Of course, the Court didn’t seem so concerned with clearly biased government religious expression in Town of Greece. As Justice Kagan’s powerful dissent outlines, in that case “the Town Board select[ed], month after month and year after year, prayergivers who will reliably speak in the voice of Christianity” and thereby “infuse[d] a participatory government body with one (and only one) faith, so that month in and month out, the citizens appearing before it become partly defined by their creed—as those who share, and those who do not, the community’s majority religious belief.”

Nevertheless, the majority of the Court chose to willfully ignore the overwhelmingly Christian nature of the prayer, deciding that the fact “[t]hat nearly all of the congregations in town turned out to be Christian does not reflect an aversion or bias on the part of town leaders against minority faiths.”

Of course the elephant in the courtroom is not how the Court’s repeated emphasis on religious neutrality squares with its past decisions, but how it will affect the other most important religion case this term—Trump v. Hawaii, the challenge to President Trump’s “Muslim ban.” In Masterpiece, the Court explained that “Factors relevant to the assessment of governmental neutrality include… the specific series of events leading to the enactment or official policy in question, and the legislative or administrative history, including contemporaneous statements made by members of the decisionmaking body.’” But it remains to be seen whether the Court will choose to engage in the same rigorous assessment of these factors in the travel ban case with regard to the president’s considerable history of disparaging statements about Muslims and his call for a “total and complete shutdown of Muslims entering the United States.”

The Court has prepared itself for a potential about-face in Trump v. Hawaii by distinguishing in its Masterpiece decision between the words of lawmakers and those of the decision making body: “Members of the Court have disagreed on the question whether statements made by lawmakers may properly be taken into account in determining whether a law intentionally discriminates on the basis of religion…In this case, however, the remarks were made in a very different context—by an adjudicatory body deciding a particular case.”
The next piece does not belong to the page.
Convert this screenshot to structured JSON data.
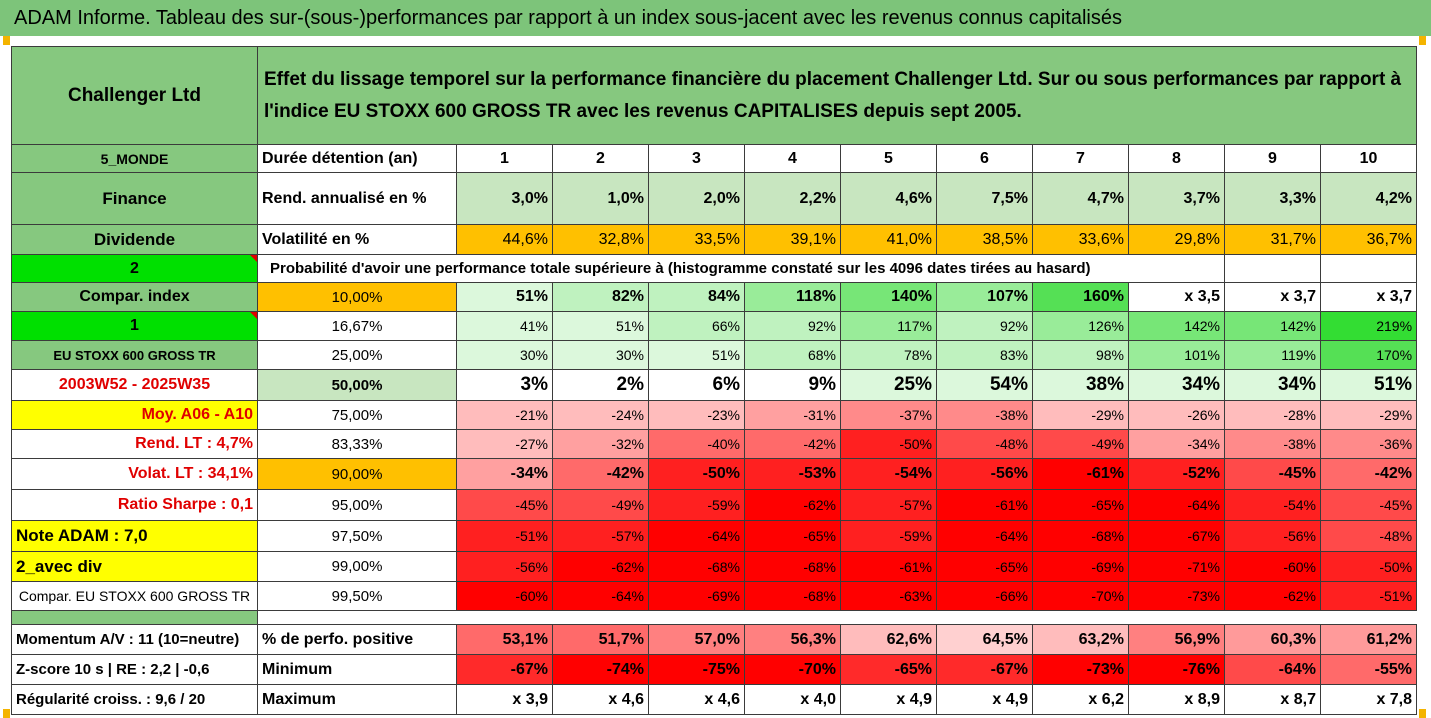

It hardly seems correct, however, that statements indicating a violation of the First Amendment are relevant to the judicial but not the legislative or executive branches. It may also be worth noting that Masterpiece was decided on Free Exercise grounds while both Town of Greece and Hawaii involve Establishment Clause claims—though the neutrality requirement undoubtedly applies to both clauses.

Finally, it will be fascinating (or perhaps disheartening) to see whether the Court maintains its newfound zealous commitment to religious neutrality in future cases brought by religious minorities and progressives. In our recent comment to HHS on its proposed religious refusal regulation, the Public Rights/Private Conscience Project argued that by providing broad protections for medical providers opposed to abortion, but few protections to those who are religiously motivated to provide abortion care, the regulation fails the religious neutrality requirement of the First Amendment. Should such an argument come before the Court, its claim in Masterpiece that “[t]he Free Exercise Clause bars even ‘subtle departures from neutrality’ on matters of religion” will be put to the test.